In total, 334 children — mean age of 16.5 years, 53%of whom were male — were categorized as LGBTQ. Of the 9,550 non-LGBTQ youth, significantly more (76.4%) were male, but their mean age was about the same. In both groups, at least three-quarters of the cohort were white (76%-81%), researchers reported.

Compared with their heterosexual peers, a significantly higher proportion of LGBTQ youth experienced a depressed mood (45.8% vs 35%), mental health problems (49.4% vs 41.7%), a history of suicidal thoughts (37.4% vs 20.9%), family relationship problems (24% vs 19.4%), and intimate partner problems (34.1% vs 27.2%), Clark and co-authors noted.

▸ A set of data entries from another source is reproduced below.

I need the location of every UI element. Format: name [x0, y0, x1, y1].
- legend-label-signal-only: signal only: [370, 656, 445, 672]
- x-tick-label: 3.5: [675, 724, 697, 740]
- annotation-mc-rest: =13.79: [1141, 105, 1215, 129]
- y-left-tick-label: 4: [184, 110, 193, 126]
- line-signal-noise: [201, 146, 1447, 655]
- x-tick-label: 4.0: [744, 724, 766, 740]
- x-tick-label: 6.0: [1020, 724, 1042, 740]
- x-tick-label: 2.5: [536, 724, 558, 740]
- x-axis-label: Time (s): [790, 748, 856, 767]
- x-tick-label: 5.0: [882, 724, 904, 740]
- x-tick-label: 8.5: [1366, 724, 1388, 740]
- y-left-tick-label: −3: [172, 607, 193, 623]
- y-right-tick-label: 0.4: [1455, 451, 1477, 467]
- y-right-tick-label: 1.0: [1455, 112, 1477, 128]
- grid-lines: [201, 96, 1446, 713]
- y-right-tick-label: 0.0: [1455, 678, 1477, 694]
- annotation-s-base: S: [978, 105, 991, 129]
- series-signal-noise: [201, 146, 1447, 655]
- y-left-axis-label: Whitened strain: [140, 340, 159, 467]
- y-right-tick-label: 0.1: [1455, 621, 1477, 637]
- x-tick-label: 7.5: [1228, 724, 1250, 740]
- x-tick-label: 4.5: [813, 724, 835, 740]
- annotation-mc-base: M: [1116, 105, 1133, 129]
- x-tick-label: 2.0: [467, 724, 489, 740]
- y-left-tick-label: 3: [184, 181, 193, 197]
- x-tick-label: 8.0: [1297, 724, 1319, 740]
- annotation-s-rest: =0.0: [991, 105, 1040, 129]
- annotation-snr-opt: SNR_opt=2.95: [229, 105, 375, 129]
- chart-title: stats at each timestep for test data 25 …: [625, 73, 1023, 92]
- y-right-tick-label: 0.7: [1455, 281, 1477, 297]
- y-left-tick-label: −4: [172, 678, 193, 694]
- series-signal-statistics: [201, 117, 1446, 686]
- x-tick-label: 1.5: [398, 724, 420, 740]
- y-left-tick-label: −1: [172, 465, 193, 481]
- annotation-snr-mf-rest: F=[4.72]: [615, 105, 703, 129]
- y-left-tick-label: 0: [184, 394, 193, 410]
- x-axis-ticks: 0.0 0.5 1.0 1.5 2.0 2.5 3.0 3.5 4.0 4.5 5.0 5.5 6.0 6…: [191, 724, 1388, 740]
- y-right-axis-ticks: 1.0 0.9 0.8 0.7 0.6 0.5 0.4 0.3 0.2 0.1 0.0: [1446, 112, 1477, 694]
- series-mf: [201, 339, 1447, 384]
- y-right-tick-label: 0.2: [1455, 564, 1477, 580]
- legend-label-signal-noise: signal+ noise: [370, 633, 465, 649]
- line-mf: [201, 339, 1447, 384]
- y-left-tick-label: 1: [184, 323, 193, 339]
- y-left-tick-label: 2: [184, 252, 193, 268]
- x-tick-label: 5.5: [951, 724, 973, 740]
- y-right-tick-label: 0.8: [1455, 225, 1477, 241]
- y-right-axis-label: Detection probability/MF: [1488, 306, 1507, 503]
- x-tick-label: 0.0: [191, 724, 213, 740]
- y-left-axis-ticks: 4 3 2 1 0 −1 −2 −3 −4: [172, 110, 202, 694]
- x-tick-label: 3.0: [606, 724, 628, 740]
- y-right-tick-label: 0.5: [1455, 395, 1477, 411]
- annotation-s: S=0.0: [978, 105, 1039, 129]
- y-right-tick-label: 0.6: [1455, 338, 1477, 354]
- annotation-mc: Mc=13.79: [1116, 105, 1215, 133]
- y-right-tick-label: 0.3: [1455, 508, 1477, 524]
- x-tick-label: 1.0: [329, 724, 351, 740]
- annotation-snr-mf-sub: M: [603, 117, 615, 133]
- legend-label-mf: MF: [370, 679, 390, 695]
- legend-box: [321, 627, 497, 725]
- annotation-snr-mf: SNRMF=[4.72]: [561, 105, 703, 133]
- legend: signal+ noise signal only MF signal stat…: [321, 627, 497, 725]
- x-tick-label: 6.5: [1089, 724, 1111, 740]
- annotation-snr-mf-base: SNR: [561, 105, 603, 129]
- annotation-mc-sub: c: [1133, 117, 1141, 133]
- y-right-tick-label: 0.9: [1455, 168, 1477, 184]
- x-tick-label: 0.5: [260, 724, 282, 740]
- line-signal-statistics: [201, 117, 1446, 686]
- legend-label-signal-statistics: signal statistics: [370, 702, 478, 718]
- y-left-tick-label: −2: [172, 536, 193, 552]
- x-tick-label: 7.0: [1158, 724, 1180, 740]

They added that although a disproportionate number of LGBTQ youth who died by suicide experienced bullying, the majority of bullying-associated deaths were among non–LGBTQ-classified youth (85.9%). Compared with heterosexual peers, there were also higher rates of bullying in LGBTQ youth ages 14-16 (27.8% vs 6.7%) and 17-19 (7.3% vs 1.7%).

If you or someone you know is considering suicide, call the National Suicide Prevention Lifeline at 1-800-273-8255.

Last Updated May 26, 2020

  • Elizabeth Hlavinka covers clinical news, features, and investigative pieces for MedPage Today. She also produces episodes for the Anamnesis podcast. Follow

Disclosures

The study was funded by the Yale University Center for Interdisciplinary Research on AIDS training program and the National Institute of Mental Health.

Clark reported no conflicts of interest; a co-author reported receiving funding from the American Public Health Association and the CDC.